My name is Bob, and I’m a butteroholic.
An Erma Bombeck quote: The other night my husband took me to dinner. We were having a wonderful time when he remarked,” You can certainly tell the wives from the sweethearts.” I stopped licking the stream of butter dripping down my elbow and replied, “What kind of crack is that?”
And who can blame her? While I’ve never licked butter dripping off my elbow, I have had it drop off my chin on many occasions. Popcorn, sweet corn, and toast immediately come to mind. But there are others.
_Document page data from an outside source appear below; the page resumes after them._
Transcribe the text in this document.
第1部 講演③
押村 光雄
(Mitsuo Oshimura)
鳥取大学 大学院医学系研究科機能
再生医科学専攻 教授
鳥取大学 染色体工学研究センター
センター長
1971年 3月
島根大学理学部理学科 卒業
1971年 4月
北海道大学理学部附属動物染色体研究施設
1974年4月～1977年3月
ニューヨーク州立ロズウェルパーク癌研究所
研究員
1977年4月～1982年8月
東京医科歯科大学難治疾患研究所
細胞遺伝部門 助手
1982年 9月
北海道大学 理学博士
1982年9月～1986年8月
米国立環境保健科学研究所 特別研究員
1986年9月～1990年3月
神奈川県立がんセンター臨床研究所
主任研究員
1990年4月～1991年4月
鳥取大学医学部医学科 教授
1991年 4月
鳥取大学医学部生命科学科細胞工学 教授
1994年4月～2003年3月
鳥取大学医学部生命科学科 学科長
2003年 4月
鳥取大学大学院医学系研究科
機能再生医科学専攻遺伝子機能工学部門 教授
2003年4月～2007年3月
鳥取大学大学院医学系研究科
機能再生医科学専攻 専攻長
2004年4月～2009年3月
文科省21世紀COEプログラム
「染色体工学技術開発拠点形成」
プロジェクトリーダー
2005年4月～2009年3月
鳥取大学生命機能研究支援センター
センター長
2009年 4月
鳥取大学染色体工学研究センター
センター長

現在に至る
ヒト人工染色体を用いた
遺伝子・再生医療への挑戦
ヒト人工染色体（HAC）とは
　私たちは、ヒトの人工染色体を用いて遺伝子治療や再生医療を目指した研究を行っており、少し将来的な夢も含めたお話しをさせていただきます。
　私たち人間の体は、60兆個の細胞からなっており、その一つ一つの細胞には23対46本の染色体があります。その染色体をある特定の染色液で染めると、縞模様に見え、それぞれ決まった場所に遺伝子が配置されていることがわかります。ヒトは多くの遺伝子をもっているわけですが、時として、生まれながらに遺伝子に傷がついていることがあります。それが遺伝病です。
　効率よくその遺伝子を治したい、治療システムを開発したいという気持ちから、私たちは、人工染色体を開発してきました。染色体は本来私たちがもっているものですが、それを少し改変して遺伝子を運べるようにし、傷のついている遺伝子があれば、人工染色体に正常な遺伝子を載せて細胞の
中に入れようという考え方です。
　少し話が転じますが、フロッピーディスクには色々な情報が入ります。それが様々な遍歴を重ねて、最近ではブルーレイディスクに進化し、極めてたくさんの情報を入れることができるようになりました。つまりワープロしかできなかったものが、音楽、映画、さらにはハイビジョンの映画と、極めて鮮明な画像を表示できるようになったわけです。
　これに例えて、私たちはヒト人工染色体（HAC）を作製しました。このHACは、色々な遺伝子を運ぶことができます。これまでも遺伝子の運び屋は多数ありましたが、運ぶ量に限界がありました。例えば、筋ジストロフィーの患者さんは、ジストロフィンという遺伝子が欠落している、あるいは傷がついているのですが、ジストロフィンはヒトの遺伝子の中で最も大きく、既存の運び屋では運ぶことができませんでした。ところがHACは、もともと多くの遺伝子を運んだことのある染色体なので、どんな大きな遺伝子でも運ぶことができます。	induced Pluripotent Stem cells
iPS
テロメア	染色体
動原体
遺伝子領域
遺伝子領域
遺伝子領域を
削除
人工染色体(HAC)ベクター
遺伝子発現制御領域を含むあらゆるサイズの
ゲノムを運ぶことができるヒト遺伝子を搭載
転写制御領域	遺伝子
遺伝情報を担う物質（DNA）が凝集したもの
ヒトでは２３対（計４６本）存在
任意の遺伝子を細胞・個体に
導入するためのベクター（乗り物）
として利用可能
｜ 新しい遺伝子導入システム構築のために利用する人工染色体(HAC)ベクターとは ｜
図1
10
Because it tastes so good, I can only assume it’s bad for me; however, does anyone really know for sure? I have yet to see a longevity equation that could predict an interval of time I could stay alive longer if I gave up butter. But this is a personal thing.
Publically, there is shame in my overindulgence. I notice people fidgeting in their seats when I order extra butter with my toast, or when I tell the concessions worker at the movie theater not to scrimp on the butter. I’m also aware of the knowing glances passed between my movie-going companions which says we are evidently in the presence of a man who can’t control his urges.
I am also a bit of a butter snob. The commercial brands (which vary considerably) aren’t good enough. I like to make my own so I can design it to my liking. If you want to try it, click on my recipe for homemade butter and scan down past the narrative. If you do decide to try it, also print off the release forms which absolves me of any health issues that may arise from the excessive use of my extra-tasty butter.
I have been a butter abuser for over seven decades. This might create a problem when I pass. As for embalming, rather than my body rotting, I think there’s a greater chance of it becoming rancid. Because of this I have left special instructions for the mortuary after my demise. I would simply like to be covered with a lid, placed in a dark place, and stored at 42 degrees.